Халдан увидел, что имеет дело не с бездушным представителем журналистской братии, а с нормальным человеком, одолеваемым своими заботами, который, как щитом, прикрывается своей профессиональной, гордостью. А когда гордость не спасает, прибегает к алкоголю. Впервые в жизни юноша почувствовал симпатию к почти незнакомому человеку.
- Генрих, а почему ты так торопишься домой? - дружелюбно спросил он, отбросив официальность.
- У меня жена. Она простая женщина, но очень беспокоится за меня. Говорит, что я слишком много пью. У нее сегодня день рождения, вот я и хочу сделать сюрприз, и хотя бы разок прийти к ужину вовремя.
- Генрих, я не могу позволить, чтобы жена ждала тебя в день своего рождения.
Халдан сообщил репортеру имя и генетический код Хиликс.
- Только обойдись с ней помягче в своей статье. Доброта - единственное ее преступление.
Несоблюдение принятых форм в разговоре со специалистом было бестактностью, а просьба о сострадании, даже по отношению к третьему лицу, граничила с фамильярностью и была проявлением сентиментальности. Халдан вовсе не собирался ни о чем просить, но ощутил тайную поддержку этого худого человека.
Юноша сочувствовал репортеру - и это рождало ответное сочувствие. Журналист пожал руку молодого человека.
- Удачи, Халдан.
Возникшие симпатии не ограничились дружеским рукопожатием. Взглянув в сторону сержанта, Халдан обнаружил, что в его взгляде исчезла враждебность. Полицейский Фроули положил ему на плечо руку и почти ласково пригласил:
- Пойдем, сынок.
Он проводил заключенного до камеры, отпер дверь. Внутри были стул, нары и стол, на котором лежала Библия; стены оклеены обоями. Если бы не решетки на окнах, это был бы обычный гостиничный номер.
Халдан обернулся к Фроули.
- Как вы о нас узнали?
- Нам сообщил твой приятель, Малькольм. Позволив тебе воспользоваться квартирой, он испугался обвинения в пособничестве.
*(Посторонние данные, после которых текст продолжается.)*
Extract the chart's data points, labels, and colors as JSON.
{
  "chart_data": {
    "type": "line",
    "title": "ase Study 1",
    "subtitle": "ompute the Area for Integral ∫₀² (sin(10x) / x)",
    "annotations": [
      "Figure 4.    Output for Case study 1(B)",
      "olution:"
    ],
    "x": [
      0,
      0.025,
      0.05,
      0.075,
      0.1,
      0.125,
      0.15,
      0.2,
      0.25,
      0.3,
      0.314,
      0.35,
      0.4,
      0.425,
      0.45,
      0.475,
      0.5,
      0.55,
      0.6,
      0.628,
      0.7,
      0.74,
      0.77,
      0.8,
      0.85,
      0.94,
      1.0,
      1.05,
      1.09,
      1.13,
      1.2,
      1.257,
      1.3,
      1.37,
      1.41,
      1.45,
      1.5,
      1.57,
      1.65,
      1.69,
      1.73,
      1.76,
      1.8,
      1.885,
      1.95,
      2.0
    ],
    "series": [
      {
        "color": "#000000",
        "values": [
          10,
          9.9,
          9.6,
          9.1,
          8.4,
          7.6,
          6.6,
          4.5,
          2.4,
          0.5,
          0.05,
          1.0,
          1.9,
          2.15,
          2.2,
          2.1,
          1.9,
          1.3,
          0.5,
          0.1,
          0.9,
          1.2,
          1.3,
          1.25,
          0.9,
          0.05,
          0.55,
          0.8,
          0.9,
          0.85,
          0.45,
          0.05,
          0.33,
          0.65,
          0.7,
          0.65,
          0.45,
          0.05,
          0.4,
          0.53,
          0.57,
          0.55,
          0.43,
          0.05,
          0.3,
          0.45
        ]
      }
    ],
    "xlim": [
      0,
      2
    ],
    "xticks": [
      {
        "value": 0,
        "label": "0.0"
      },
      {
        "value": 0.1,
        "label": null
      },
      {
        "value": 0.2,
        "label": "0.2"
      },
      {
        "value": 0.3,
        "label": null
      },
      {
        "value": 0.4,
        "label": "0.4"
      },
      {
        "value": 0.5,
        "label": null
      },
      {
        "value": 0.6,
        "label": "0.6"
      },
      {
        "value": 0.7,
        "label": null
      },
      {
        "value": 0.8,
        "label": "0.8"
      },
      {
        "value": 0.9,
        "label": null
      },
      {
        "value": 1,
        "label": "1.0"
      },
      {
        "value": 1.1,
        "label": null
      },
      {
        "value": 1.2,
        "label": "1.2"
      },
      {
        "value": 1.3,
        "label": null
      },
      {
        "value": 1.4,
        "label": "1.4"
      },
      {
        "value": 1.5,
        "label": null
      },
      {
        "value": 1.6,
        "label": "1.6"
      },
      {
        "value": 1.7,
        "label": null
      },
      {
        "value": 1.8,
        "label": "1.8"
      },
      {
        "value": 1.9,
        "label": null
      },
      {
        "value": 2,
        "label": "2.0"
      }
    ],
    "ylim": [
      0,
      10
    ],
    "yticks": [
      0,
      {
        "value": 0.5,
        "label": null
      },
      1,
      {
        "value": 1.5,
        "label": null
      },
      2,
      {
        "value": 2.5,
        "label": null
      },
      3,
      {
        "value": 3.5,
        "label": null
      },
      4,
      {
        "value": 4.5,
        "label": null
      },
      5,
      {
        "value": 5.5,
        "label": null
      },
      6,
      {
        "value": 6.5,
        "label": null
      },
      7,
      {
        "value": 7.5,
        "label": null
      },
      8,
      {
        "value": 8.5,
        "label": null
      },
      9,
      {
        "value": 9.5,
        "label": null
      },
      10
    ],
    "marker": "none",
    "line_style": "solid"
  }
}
Я не должен тебе этого говорить, но ты не такой, как другие специалисты. Ведешь себя, как нормальный парень.
В ушах еще звучал сомнительный комплимент полицейского, когда Халдан, усевшись на краю нар, стаскивал ботинки.
Арест явился трагедией, но два события придали юноше сил. Одно из них произошло в полицейском участке - ему удалось перебросить шаткий мостик между собой и другими людьми.
Другое событие произошло раньше, еще в квартире, когда инспектор уводила Хиликс. В последний раз взглянув на любимую, он не увидел в ее лице следов страха или беспокойства. Лишь гордость и ликование, словно ее возлюбленный был святым, и она радовалась возможности разделить с ним мученичество.
Много месяцев юноша не спал так крепко, как этой ночью, и проснувшись поутру совершенно отдохнувшим, он с аппетитом приступил к завтраку.
Для его сознания наступил второй этап ледникового периода, но Халдан очень медленно привыкал к холоду. Чувства и заботы задевали его не больше, чем мертвеца. Отчаяние без тени надежды оказалось хорошим лекарством от боли.
Через час после завтрака дверь открылась, и в камеру, словно веселый порыв ветра, ворвался молодой улыбающийся блондин с папкой.